Kevin Wright misses a lot about the state in which he spent most of his life. He doesn’t miss the weather.
Wright, a graduate of Bangor High School and the University of Maine, is now the head diving coach at Texas A&M University.
“On the first day of the ice storm, I was sitting in shorts and a T-shirt in my backyard,” Wright said from his office at the school’s College Station campus. “I don’t miss the deep winter but from a psychological standpoint it’s hard down here. There’s just a subtle transition between seasons. Sometimes I get homesick in the fall.”
Wright, a three-time diving All-American while at Bangor High, won’t be seeing any New England autumns in the near future – there’s too much work to do with his diving squad.
Wright may be one of the only diving coaches in the country to have his own program. He doesn’t answer to a swimming coach, as is the arrangement at most universities. He has his own budget which he uses to bring in experts to help him evaluate the program.
“It’s a wonderful situation,” said Wright, who has been at A&M for five years. “Historically, diving coaches have had to answer to the swimming coaches. It hasn’t allowed the profession to grow and this is a step in the right direction. I have the freedom to do what I know how to do.”
Using business skills that he picked up as an account executive at the John Harland Company, a check-printing company based in Atlanta with printing offices in Maine and several other states, Wright made the situation for himself.
While serving as the A&M diving coach supervised by the swimming coaches, Wright wrote up a proposal for an autonomous diving program, which he presented to the university administration. That was granted three years ago, when the school built a $12.9 million indoor facility.
Wright has also used his experiences as a collegiate diver to help him coach.
After his graduation from Bangor, Wright got a scholarship to dive for the successful program at Ohio State University. At OSU he earned All-America honors and dove against Olympic gold medalist Greg Louganis, then a student at the University of California-Irvine, at the 1980 NCAA championships at Harvard University.
Wright said the experience of competing against Louganis, who dominated collegiate diving in the early 1980s, has helped him in competition against his current rivals – the diving coaches at the University of Texas.
The A&M program, which is in the same Big 12 conference as Texas, has been successful of late. The Aggies have won four of the last six men’ conference titles.

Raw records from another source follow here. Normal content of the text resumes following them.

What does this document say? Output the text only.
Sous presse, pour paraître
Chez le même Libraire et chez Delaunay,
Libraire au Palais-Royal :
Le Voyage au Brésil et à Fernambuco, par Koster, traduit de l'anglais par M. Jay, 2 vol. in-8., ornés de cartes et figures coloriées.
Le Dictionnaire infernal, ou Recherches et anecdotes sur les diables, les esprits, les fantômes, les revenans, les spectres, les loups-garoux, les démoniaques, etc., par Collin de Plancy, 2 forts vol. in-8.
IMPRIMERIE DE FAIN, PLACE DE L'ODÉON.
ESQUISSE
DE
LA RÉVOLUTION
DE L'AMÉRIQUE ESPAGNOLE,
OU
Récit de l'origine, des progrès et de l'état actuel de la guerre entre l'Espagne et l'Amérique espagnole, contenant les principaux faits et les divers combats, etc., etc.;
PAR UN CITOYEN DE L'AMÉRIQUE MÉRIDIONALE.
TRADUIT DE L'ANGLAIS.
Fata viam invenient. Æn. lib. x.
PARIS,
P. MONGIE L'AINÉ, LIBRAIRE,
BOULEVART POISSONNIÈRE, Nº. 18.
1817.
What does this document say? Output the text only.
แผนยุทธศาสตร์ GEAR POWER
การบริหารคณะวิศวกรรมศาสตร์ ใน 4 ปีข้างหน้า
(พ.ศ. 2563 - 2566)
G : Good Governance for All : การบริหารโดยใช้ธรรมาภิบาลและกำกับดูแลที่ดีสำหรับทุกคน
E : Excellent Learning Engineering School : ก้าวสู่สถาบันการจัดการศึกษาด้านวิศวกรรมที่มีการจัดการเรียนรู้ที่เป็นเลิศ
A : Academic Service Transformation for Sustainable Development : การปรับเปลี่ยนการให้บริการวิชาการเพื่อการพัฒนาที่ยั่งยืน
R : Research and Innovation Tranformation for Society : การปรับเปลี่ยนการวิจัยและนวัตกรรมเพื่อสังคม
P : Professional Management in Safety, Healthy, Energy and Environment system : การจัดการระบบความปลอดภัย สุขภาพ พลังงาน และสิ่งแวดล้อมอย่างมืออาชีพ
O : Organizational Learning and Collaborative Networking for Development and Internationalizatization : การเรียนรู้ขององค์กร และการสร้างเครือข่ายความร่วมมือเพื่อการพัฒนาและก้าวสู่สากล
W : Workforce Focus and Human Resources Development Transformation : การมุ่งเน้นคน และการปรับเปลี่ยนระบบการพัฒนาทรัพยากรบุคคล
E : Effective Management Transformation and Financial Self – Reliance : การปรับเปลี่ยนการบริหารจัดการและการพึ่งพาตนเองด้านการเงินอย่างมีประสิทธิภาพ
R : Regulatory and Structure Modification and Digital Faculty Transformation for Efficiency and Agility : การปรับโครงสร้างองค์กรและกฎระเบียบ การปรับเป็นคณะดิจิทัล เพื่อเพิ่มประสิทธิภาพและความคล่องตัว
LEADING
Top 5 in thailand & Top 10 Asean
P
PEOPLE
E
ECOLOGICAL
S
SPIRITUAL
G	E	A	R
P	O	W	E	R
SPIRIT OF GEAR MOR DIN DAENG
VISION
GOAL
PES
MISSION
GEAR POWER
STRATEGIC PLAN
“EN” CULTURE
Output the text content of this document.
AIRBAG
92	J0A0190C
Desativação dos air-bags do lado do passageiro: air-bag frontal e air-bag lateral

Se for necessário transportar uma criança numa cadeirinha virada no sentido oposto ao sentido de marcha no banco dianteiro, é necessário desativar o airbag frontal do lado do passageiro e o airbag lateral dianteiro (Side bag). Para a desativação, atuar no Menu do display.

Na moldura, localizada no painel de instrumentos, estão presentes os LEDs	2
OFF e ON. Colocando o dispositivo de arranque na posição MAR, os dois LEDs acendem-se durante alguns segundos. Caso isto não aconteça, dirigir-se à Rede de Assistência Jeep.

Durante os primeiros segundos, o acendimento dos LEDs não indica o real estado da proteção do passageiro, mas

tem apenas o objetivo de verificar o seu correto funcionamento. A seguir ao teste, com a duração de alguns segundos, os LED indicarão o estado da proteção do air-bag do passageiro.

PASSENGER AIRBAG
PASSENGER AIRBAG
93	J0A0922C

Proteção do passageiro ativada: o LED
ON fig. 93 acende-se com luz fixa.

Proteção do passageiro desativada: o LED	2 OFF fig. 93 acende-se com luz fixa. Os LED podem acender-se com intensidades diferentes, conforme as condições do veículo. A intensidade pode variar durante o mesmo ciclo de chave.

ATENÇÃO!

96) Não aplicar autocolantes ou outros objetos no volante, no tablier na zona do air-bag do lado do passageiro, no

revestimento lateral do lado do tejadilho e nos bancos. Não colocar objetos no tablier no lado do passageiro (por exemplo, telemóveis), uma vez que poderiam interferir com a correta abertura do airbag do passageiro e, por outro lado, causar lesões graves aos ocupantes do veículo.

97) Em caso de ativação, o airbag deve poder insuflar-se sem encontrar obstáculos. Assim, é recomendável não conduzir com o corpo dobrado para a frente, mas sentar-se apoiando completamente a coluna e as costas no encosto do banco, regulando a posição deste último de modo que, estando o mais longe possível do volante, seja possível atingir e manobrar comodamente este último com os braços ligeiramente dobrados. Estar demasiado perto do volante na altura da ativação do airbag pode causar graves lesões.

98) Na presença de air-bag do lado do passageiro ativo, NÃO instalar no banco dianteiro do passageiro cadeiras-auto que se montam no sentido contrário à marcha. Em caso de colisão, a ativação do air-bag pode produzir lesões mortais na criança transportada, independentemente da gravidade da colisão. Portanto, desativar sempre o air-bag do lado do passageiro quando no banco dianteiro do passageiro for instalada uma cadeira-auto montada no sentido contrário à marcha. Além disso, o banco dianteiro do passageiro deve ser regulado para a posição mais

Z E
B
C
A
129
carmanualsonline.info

Unprepared for the level of commitment that the OSU coaches asked from him, Wright returned to Maine.
“[OSU] was a very, very demanding program,” he said. “I came in without a clear vision of what was expected. There was a lot of frustration and unhappiness.”
Wright graduated from UMaine with a degree in physical education in 1983 and went to work for John Harland. But Wright said his experience at OSU has helped him understand what the members of his team go through when they first get to school.
“I talk to my recruits honestly,” he said. “I can draw directly on my own experiences. It wasn’t all bad. I was an All-American for Ohio State, so I was a part of that rich tradition. Being a part of that legacy helps me.”
One thing Wright won’t do now, however, is get into the pool.
“I don’t lead by example,” Wright said with a laugh. “I don’t think I’d look too good in a Speedo anymore.”